Job postings requiring degrees have dropped 6% since 2019.
In other words, we’re paying a quarter million dollars for a piece of paper that no longer guarantees anything. The key that once opened doors is now locking people out. Higher education isn’t failing because the brand stopped working. It’s failing because the world started learning faster than the universities did. By the time a student graduates, what they learned freshman year is already obsolete.
AI tutors, by contrast, are learning 24/7 across disciplines and languages. Programs like Khanmigo, built by Khan Academy are using AI-assisted learning and showing students learning 5–10 times faster than in traditional classrooms. Let's be clear, faster doesn’t mean better. The last 10 years that glorified the myth of efficiency are showing us that every day.
AI can teach you calculus if you want it to, but it can’t teach you compassion. It can't force you to take a class you don't want to...or can it? Should it?
Education is as much about formation as it is about information. It’s about becoming an adult, finding your people, and learning to learn. It’s about curiosity, care, and the courage to think for yourself. That’s what we forget when we reduce education to content delivery.
The future of learning must weave humanity and technology together as collaborators over competitors. The next models must be interdisciplinary, experiential, and relational. Art should play with engineering. Philosophy should dance with code. Learning should happen in communities, not silos.
Diamandis calls this “the new credential economy,” where value is proven. I’ve noticed that some of my best friends, colleagues and team mates are masters of a portfolio career. I'm a fan a world where the most employable people are those who can show not tell their value.

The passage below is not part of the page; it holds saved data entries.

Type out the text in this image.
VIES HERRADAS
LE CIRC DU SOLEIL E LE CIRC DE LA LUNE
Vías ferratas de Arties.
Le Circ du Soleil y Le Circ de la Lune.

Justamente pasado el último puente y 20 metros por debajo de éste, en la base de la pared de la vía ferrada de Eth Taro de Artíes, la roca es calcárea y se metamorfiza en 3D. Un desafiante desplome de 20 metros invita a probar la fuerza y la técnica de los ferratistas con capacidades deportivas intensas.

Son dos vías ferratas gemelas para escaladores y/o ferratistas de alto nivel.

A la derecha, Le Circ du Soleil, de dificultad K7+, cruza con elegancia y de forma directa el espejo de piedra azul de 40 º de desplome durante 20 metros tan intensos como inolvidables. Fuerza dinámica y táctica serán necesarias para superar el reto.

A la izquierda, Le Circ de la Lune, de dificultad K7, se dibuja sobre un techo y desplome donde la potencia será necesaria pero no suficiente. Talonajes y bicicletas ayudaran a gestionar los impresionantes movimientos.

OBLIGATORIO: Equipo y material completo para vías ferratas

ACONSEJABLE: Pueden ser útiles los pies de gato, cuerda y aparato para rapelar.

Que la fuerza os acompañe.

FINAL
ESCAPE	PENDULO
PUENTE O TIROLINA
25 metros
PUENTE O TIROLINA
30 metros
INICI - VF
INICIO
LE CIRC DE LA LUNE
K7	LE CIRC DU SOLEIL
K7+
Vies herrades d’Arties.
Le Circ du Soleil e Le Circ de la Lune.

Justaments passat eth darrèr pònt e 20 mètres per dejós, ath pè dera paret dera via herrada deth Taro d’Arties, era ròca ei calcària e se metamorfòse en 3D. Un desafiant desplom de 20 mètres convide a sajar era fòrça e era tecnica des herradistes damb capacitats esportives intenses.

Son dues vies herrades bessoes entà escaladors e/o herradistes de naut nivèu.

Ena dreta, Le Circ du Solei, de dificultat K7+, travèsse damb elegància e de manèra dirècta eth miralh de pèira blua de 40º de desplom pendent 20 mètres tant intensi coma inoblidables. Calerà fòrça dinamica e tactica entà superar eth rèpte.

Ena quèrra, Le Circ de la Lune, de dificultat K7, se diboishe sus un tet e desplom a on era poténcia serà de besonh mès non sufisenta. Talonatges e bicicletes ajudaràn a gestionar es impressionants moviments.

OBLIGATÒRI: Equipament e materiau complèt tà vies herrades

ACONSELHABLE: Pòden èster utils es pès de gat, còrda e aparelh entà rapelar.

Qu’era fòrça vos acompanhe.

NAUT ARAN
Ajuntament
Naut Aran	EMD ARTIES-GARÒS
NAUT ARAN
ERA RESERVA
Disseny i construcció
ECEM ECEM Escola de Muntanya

My friend Byron Auguste, founder of Opportunity@Work, has spent years advocating for this shift. His “Tear the Paper Ceiling” campaign challenges the outdated notion that a four-year degree is the only path to a good job. His work champions STARs (Skilled Through Alternative Routes), people who’ve built expertise through experience. There are 70 million of them in the U.S. alone. STARs are real innovators, builders, coders, and creators who didn’t wait for permission to learn.
And then there’s my friend Vincent Bragg, founder of ConCreates, a creative agency powered by currently and formerly incarcerated individuals. They call themselves “Ideation Nation.” They prove, every day, that creativity, intelligence, and strategy flourish in the margins.
These are the models of education that continually inspire me. Always, decentralized, generative and profoundly Human.
Across the globe, new learning experiments are emerging that hint at what comes next.
Minerva University is reimagining higher education with a global, fully active learning model where students move through cities instead of semesters.
Cogniti is a University of Syndey project that allows professors to create their own agents tailored to their curriculum.
My former endeavor at Parallax Futures explored how conceptual thinking and AI could create new products and projects.
These are the new living laboratories of learning. It's what I'd like to call wider education. Education that is designed by cultivating network of curiosity that moves with relevance over speed.
It’s time to look at this seriously. The university model is dead. But I think we need a human intervention along with the AI revolution in pedagogy. We need to build digital and physical spaces where imagination meets intelligence, and where learners design their own paths in collaboration with AI companions, mentors, and communities.
We need to learn beyond the institution and to liberate education from its historical obsolescence. Because the real question isn’t “Should kids still go to college?”It’s “How do we build a world where learning never ends and never begins with debt?”
We’re all needed to answer this. We need help from the educators, the creators, the question-askers, the rebels, and the dreamers. It’s time to imagine something more whole, more fluid, that amplifies what makes us human.